Arad was a garrison city during the Bronze and Iron Ages, protecting the Israelite kingdoms from attack from the south. It guarded the cross-Negev trade routes in spices and iron. Perhaps due to their isolation and distance from Jerusalem, the residents of Arad built for themselves a small-scale replica of the Temple in Jerusalem. It is complete with an altar for sacrifices, and a holy of holies. However, unlike the Temple in Jerusalem, the construction in Arad was dedicated to both Jehovah and most likely the goddess Asherah. The inhabitants of Arad seem to have combined the God of the Bible with local beliefs. For example, the belief that God had a wife who was divine as well.   

Despite the fact that the people of Israel disobeyed God and built a forbidden temple, Arad does give us cause for hope. The temple was systematically dismantled and buried, thus it was removed from Israelite use, and preserved to the delight of future archeologists.  

Josiah is the king credited with ordering the removal of the temple at Arad. Even though his father and grandfather were wicked kings, he did that which was right in the eyes of the LORD. (II Kings 22:2) During his reign, the Book of the Law was found in the Temple in Jerusalem. (II Kings 22:8) When King Josiah heard the words of the law as they were read before him, he tore his clothes in grief. Then he and all the people went to the Temple in Jerusalem to make a covenant to follow after the true God.   

Then, in II Kings 23, he began in Jerusalem and cleansed the entire country of idolatry. In an act reminiscent of an ancient Israelite with an oil lamp searching the corners of his house, and under the furniture, for the least crumb of leaven before the Passover, Josiah diligently sought out all traces of pagan worship in the land and destroyed them. Then, once the whole land was cleansed of leaven, he and the people held the greatest Passover celebration ever recorded.  

And like unto him was there no king before him, that turned to the Lord with all his heart, and with all his soul, and with all his might, according to all the law of Moses; neither after him arose there any like him.” II Kings 23:25 

Have you committed the error of Arad and mixed the Bible with paganism? God called Asherah an abomination, yet the people of Arad felt comfortable worshipping her alongside Him. What abomination have you brought into your worship of the true God? Arad teaches us hope, despite the paganism on display. It tells us of a king who was godly, despite the evil influence of his family, and surrounding culture. Josiah did not hear the law of God until he was already king, yet before that he set his heart to follow God. Are you blaming your family, or your circumstances for your lack of faithfulness? If so, I urge you to be like Josiah. Listen to the Word of God, go to God’s house, and make a covenant to eradicate every crumb of idolatry from your life.  

The holy of holies of the temple in Arad.

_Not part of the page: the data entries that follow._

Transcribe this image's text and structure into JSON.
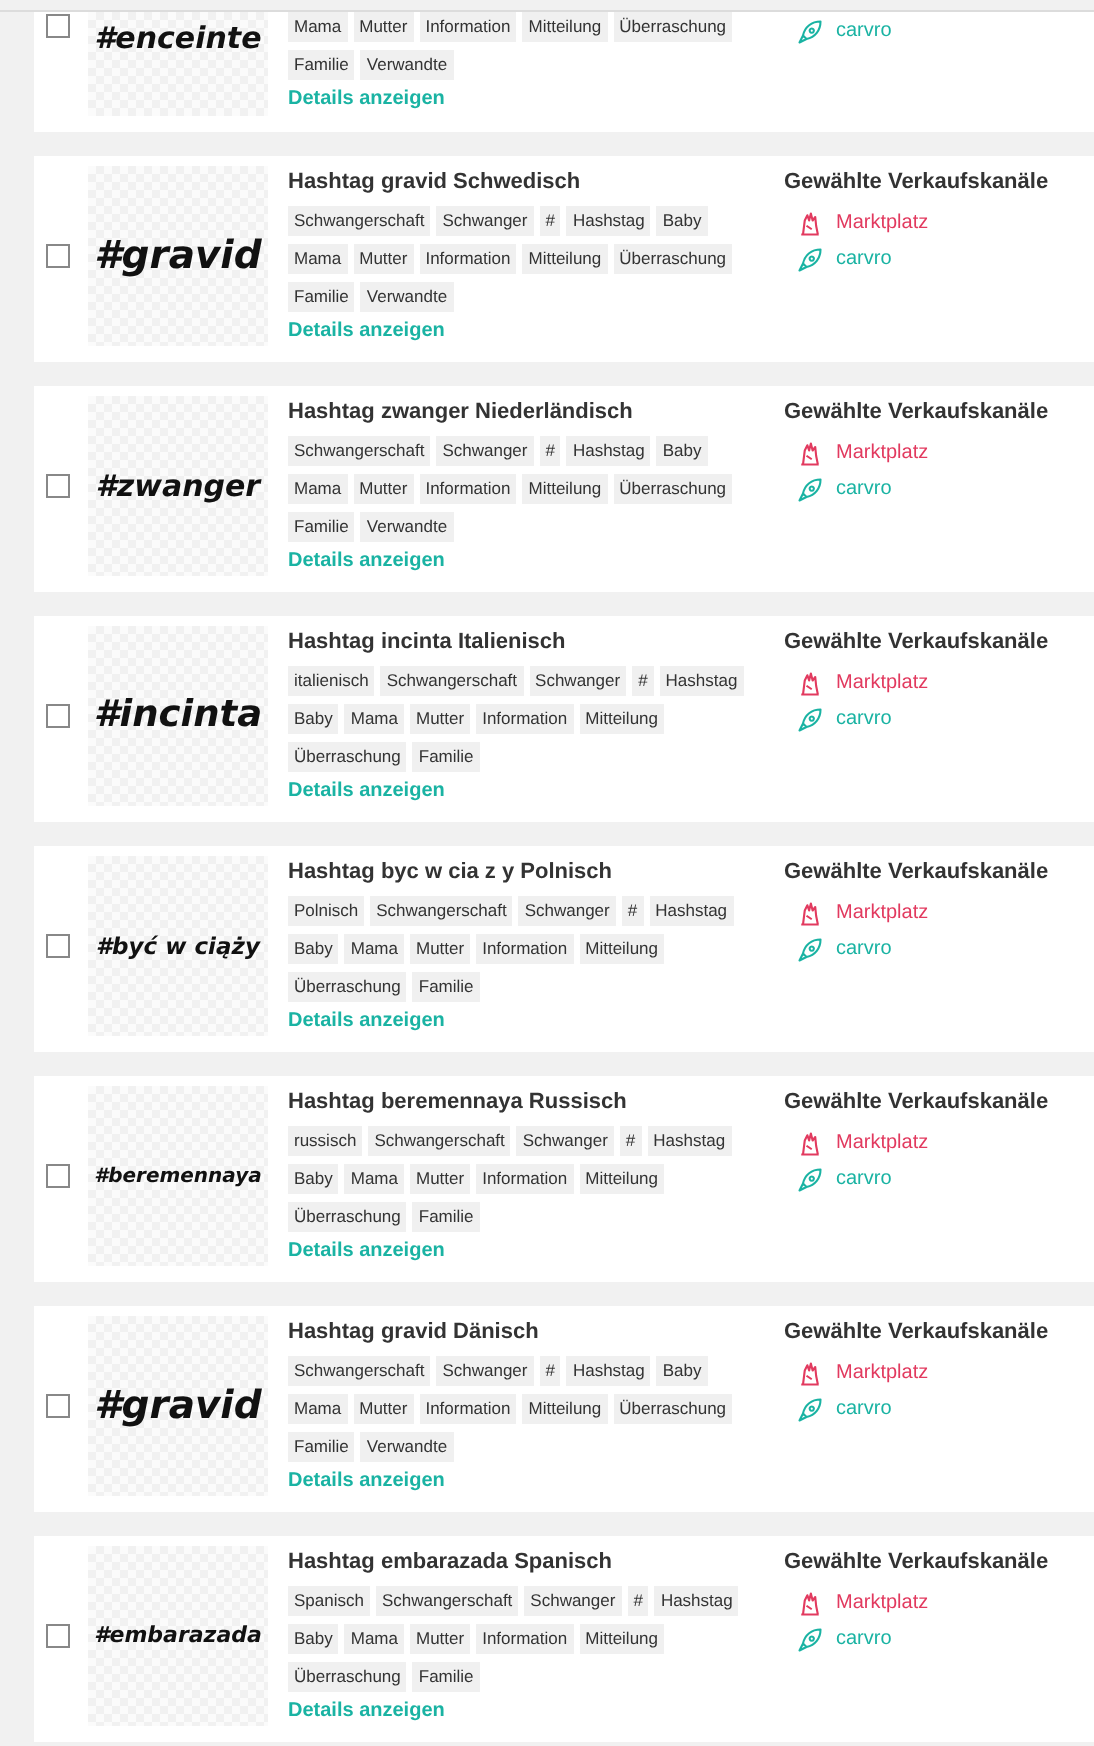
{
  "products": [
    {
      "partial": true,
      "hashtag": "#enceinte",
      "selected": false,
      "tags": [
        "Mama",
        "Mutter",
        "Information",
        "Mitteilung",
        "Überraschung",
        "Familie",
        "Verwandte"
      ],
      "details_link": "Details anzeigen",
      "channels": [
        {
          "name": "carvro",
          "kind": "rocket",
          "color": "#1ab3a3"
        }
      ]
    },
    {
      "title": "Hashtag gravid Schwedisch",
      "hashtag": "#gravid",
      "selected": false,
      "tags": [
        "Schwangerschaft",
        "Schwanger",
        "#",
        "Hashstag",
        "Baby",
        "Mama",
        "Mutter",
        "Information",
        "Mitteilung",
        "Überraschung",
        "Familie",
        "Verwandte"
      ],
      "details_link": "Details anzeigen",
      "channels_heading": "Gewählte Verkaufskanäle",
      "channels": [
        {
          "name": "Marktplatz",
          "kind": "hand",
          "color": "#e23a5f"
        },
        {
          "name": "carvro",
          "kind": "rocket",
          "color": "#1ab3a3"
        }
      ]
    },
    {
      "title": "Hashtag zwanger Niederländisch",
      "hashtag": "#zwanger",
      "selected": false,
      "tags": [
        "Schwangerschaft",
        "Schwanger",
        "#",
        "Hashstag",
        "Baby",
        "Mama",
        "Mutter",
        "Information",
        "Mitteilung",
        "Überraschung",
        "Familie",
        "Verwandte"
      ],
      "details_link": "Details anzeigen",
      "channels_heading": "Gewählte Verkaufskanäle",
      "channels": [
        {
          "name": "Marktplatz",
          "kind": "hand",
          "color": "#e23a5f"
        },
        {
          "name": "carvro",
          "kind": "rocket",
          "color": "#1ab3a3"
        }
      ]
    },
    {
      "title": "Hashtag incinta Italienisch",
      "hashtag": "#incinta",
      "selected": false,
      "tags": [
        "italienisch",
        "Schwangerschaft",
        "Schwanger",
        "#",
        "Hashstag",
        "Baby",
        "Mama",
        "Mutter",
        "Information",
        "Mitteilung",
        "Überraschung",
        "Familie"
      ],
      "details_link": "Details anzeigen",
      "channels_heading": "Gewählte Verkaufskanäle",
      "channels": [
        {
          "name": "Marktplatz",
          "kind": "hand",
          "color": "#e23a5f"
        },
        {
          "name": "carvro",
          "kind": "rocket",
          "color": "#1ab3a3"
        }
      ]
    },
    {
      "title": "Hashtag byc w cia z y Polnisch",
      "hashtag": "#być w ciąży",
      "selected": false,
      "tags": [
        "Polnisch",
        "Schwangerschaft",
        "Schwanger",
        "#",
        "Hashstag",
        "Baby",
        "Mama",
        "Mutter",
        "Information",
        "Mitteilung",
        "Überraschung",
        "Familie"
      ],
      "details_link": "Details anzeigen",
      "channels_heading": "Gewählte Verkaufskanäle",
      "channels": [
        {
          "name": "Marktplatz",
          "kind": "hand",
          "color": "#e23a5f"
        },
        {
          "name": "carvro",
          "kind": "rocket",
          "color": "#1ab3a3"
        }
      ]
    },
    {
      "title": "Hashtag beremennaya Russisch",
      "hashtag": "#beremennaya",
      "selected": false,
      "tags": [
        "russisch",
        "Schwangerschaft",
        "Schwanger",
        "#",
        "Hashstag",
        "Baby",
        "Mama",
        "Mutter",
        "Information",
        "Mitteilung",
        "Überraschung",
        "Familie"
      ],
      "details_link": "Details anzeigen",
      "channels_heading": "Gewählte Verkaufskanäle",
      "channels": [
        {
          "name": "Marktplatz",
          "kind": "hand",
          "color": "#e23a5f"
        },
        {
          "name": "carvro",
          "kind": "rocket",
          "color": "#1ab3a3"
        }
      ]
    },
    {
      "title": "Hashtag gravid Dänisch",
      "hashtag": "#gravid",
      "selected": false,
      "tags": [
        "Schwangerschaft",
        "Schwanger",
        "#",
        "Hashstag",
        "Baby",
        "Mama",
        "Mutter",
        "Information",
        "Mitteilung",
        "Überraschung",
        "Familie",
        "Verwandte"
      ],
      "details_link": "Details anzeigen",
      "channels_heading": "Gewählte Verkaufskanäle",
      "channels": [
        {
          "name": "Marktplatz",
          "kind": "hand",
          "color": "#e23a5f"
        },
        {
          "name": "carvro",
          "kind": "rocket",
          "color": "#1ab3a3"
        }
      ]
    },
    {
      "title": "Hashtag embarazada Spanisch",
      "hashtag": "#embarazada",
      "selected": false,
      "tags": [
        "Spanisch",
        "Schwangerschaft",
        "Schwanger",
        "#",
        "Hashstag",
        "Baby",
        "Mama",
        "Mutter",
        "Information",
        "Mitteilung",
        "Überraschung",
        "Familie"
      ],
      "details_link": "Details anzeigen",
      "channels_heading": "Gewählte Verkaufskanäle",
      "channels": [
        {
          "name": "Marktplatz",
          "kind": "hand",
          "color": "#e23a5f"
        },
        {
          "name": "carvro",
          "kind": "rocket",
          "color": "#1ab3a3"
        }
      ]
    }
  ]
}
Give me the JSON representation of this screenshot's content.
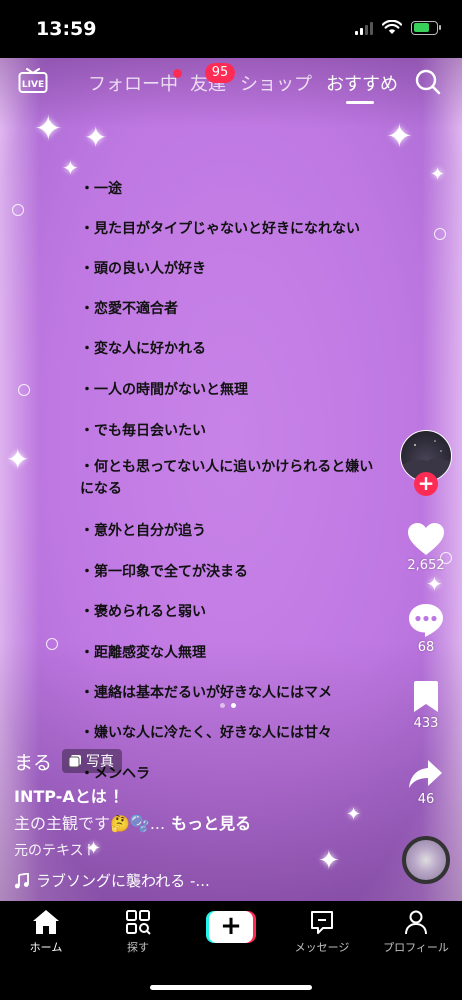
{
  "status_bar": {
    "time": "13:59"
  },
  "top_nav": {
    "live_label": "LIVE",
    "tabs": [
      {
        "label": "フォロー中"
      },
      {
        "label": "友達"
      },
      {
        "label": "ショップ"
      },
      {
        "label": "おすすめ"
      }
    ],
    "friends_badge": "95"
  },
  "post": {
    "list_items": [
      "・一途",
      "・見た目がタイプじゃないと好きになれない",
      "・頭の良い人が好き",
      "・恋愛不適合者",
      "・変な人に好かれる",
      "・一人の時間がないと無理",
      "・でも毎日会いたい",
      "・何とも思ってない人に追いかけられると嫌いになる",
      "・意外と自分が追う",
      "・第一印象で全てが決まる",
      "・褒められると弱い",
      "・距離感変な人無理",
      "・連絡は基本だるいが好きな人にはマメ",
      "・嫌いな人に冷たく、好きな人には甘々",
      "・メンヘラ"
    ],
    "photo_index": 2,
    "photo_count": 2
  },
  "actions": {
    "likes": "2,652",
    "comments": "68",
    "saves": "433",
    "shares": "46"
  },
  "caption": {
    "author": "まる",
    "photo_tag": "写真",
    "title": "INTP-Aとは ！",
    "text": "主の主観です🤔🫧...",
    "more": "もっと見る",
    "original_text": "元のテキスト",
    "sound": "ラブソングに襲われる -..."
  },
  "bottom_nav": {
    "items": [
      {
        "label": "ホーム"
      },
      {
        "label": "探す"
      },
      {
        "label": "メッセージ"
      },
      {
        "label": "プロフィール"
      }
    ],
    "create_label": "+"
  },
  "colors": {
    "accent": "#fe2c55",
    "background": "#c883e8",
    "create_cyan": "#25f4ee",
    "battery_green": "#37d15a"
  }
}
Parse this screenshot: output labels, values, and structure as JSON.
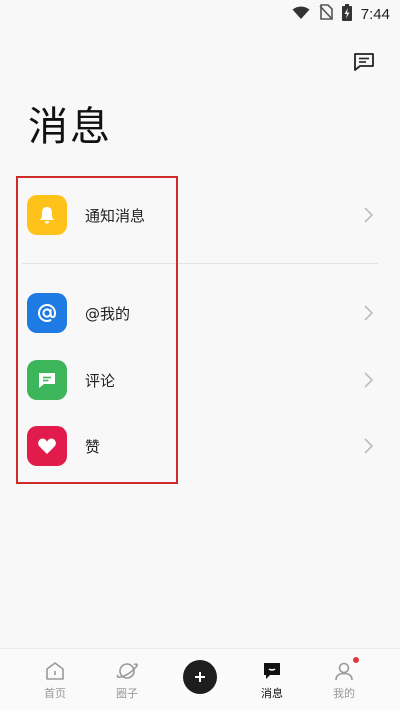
{
  "status_bar": {
    "time": "7:44"
  },
  "page": {
    "title": "消息"
  },
  "messages": {
    "items": [
      {
        "label": "通知消息",
        "icon": "bell-icon",
        "color": "#FFC21A"
      },
      {
        "label": "@我的",
        "icon": "at-icon",
        "color": "#1E7BE3"
      },
      {
        "label": "评论",
        "icon": "comment-icon",
        "color": "#3DB55B"
      },
      {
        "label": "赞",
        "icon": "heart-icon",
        "color": "#E11B4C"
      }
    ]
  },
  "bottom_nav": {
    "home": "首页",
    "circle": "圈子",
    "messages": "消息",
    "profile": "我的",
    "active": "消息"
  },
  "colors": {
    "highlight": "#CF2B2B",
    "notification_dot": "#E0383D"
  }
}
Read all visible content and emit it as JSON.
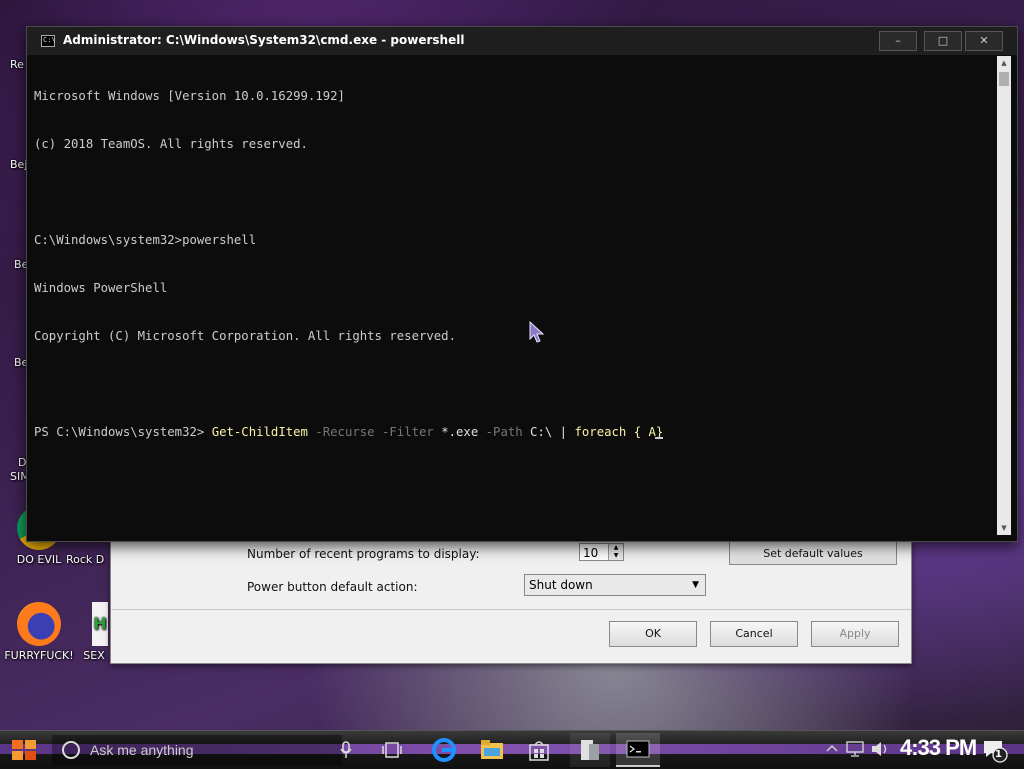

The holy of holies of the temple in Arad. This area was dedicated to both Jehovah and his wife Asherah. The standing stones and incense altar are replicas. The originals are in the Israel Museum in Jerusalem. Arad is unique in that the incense altars were buried with incense still on them. That incense has been analyzed and shown to contain high amounts of cannabis. Along with a few other sites, Arad points toward the use of drugs in Canaanite, and later Israelite idol worship.